No more than four visitors are allowed with a patient at a time, and all visitors will be asked to check in at the nurses' station. Some visitors may be asked to wear a mask, visit at another time or follow special guidelines, according to the release. The hospital will provide a mask for anyone who's asked to wear one, McKelvie said.

The guidelines also require visitors to wash their hands or use hand sanitizer before entering or exiting a patient room. They encourage people with weak immune systems and women who are pregnant to avoid the hospital if they are not seeking medical care.

Aside from the Family Birth Place exception for children age 12 and younger, YVMC's guidelines are similar to what the Colorado Department of Public Health and Environment recommended, McKelvie said.

"These are the recommendations.
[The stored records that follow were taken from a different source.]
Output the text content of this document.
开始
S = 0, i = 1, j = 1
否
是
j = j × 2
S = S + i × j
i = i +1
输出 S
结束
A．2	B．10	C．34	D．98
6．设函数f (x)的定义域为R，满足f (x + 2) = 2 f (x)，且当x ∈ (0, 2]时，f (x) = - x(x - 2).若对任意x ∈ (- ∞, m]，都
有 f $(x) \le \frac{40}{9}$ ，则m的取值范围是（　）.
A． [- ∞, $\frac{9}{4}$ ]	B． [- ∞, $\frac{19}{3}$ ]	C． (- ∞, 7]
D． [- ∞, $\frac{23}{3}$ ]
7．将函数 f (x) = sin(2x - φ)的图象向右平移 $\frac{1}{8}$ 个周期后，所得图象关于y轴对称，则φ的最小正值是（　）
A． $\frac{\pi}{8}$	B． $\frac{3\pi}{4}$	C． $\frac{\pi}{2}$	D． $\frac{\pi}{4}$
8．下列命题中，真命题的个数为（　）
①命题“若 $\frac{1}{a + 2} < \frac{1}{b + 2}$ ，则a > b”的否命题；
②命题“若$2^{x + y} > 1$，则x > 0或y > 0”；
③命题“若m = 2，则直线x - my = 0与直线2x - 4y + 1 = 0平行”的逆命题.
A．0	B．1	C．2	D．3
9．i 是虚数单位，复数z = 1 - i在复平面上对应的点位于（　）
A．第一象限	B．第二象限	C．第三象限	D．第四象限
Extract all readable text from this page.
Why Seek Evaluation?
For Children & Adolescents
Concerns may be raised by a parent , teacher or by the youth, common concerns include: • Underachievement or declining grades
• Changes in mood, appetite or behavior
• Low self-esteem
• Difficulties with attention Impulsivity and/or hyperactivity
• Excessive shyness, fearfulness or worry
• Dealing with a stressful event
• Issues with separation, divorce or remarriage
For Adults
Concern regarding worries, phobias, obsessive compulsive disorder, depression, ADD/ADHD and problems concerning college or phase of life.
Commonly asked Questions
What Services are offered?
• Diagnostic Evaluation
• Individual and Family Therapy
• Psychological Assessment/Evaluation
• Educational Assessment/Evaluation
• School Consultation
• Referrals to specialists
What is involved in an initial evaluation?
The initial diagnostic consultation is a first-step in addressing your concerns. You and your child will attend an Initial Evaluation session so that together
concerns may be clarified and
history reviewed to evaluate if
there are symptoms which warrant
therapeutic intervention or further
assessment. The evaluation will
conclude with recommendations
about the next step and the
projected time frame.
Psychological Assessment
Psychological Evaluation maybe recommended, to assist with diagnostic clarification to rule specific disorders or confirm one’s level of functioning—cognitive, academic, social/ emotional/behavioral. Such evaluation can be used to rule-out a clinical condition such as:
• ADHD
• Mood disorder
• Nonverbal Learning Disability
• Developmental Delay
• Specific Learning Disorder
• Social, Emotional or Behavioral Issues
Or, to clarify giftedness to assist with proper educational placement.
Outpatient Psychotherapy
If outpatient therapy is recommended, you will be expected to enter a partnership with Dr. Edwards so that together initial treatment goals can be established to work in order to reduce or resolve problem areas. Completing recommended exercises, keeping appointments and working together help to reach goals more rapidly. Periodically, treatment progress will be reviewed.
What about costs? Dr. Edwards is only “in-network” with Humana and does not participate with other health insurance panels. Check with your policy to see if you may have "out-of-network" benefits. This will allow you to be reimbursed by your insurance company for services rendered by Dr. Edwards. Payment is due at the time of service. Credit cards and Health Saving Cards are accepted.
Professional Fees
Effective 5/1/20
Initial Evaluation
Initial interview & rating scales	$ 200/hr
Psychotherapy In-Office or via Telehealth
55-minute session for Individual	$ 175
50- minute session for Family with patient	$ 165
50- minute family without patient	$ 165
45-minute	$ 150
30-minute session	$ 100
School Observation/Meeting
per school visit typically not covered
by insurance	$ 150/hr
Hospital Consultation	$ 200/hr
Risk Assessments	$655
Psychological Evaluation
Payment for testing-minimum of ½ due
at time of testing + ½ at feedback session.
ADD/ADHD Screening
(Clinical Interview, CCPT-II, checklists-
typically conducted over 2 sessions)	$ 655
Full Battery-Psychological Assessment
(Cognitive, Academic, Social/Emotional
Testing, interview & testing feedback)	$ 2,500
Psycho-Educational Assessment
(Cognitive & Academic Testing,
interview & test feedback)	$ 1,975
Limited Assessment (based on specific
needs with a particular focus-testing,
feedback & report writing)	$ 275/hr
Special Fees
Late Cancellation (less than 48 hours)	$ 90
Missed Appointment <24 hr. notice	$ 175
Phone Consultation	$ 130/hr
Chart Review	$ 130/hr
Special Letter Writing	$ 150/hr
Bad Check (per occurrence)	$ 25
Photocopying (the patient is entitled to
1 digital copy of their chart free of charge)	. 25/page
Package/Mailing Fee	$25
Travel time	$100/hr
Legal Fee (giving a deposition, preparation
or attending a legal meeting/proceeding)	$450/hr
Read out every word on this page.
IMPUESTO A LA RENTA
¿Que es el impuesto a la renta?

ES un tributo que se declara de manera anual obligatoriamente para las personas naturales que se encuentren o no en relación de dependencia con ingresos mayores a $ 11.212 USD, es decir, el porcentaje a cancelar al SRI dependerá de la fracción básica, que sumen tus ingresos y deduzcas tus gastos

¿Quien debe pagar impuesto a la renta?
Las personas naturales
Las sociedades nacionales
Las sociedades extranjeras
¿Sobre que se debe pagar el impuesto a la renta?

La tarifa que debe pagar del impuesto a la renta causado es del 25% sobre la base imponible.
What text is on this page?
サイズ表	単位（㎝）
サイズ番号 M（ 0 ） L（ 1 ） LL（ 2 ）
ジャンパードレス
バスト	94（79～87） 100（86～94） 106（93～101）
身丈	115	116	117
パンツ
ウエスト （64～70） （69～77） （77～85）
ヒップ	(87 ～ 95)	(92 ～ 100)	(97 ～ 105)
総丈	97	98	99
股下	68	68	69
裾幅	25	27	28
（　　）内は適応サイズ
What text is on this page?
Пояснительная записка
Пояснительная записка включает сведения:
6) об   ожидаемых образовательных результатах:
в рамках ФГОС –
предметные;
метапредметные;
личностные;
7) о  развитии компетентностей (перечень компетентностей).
Some hospitals are getting more restrictive or perhaps they make some allowances, so we did individualize them a little bit," McKelvie said.

The guidelines went into effect Wednesday and will be posted at www.yvmc.org.

As of Wednesday afternoon, all hospital employees had been notified about the new rules, and signs were being posted at all entrances and patient care areas, McKelvie said. Signs also might be posted on the door of each patient room, she said.

McKelvie said the hospital has not set an end date for the restrictions.

"At this time, we do anticipate it would be through the flu season. The regular flu season generally lasts into April. : So we anticipate this may be in place all winter long. However, we will update the community as things change, if they change," she said.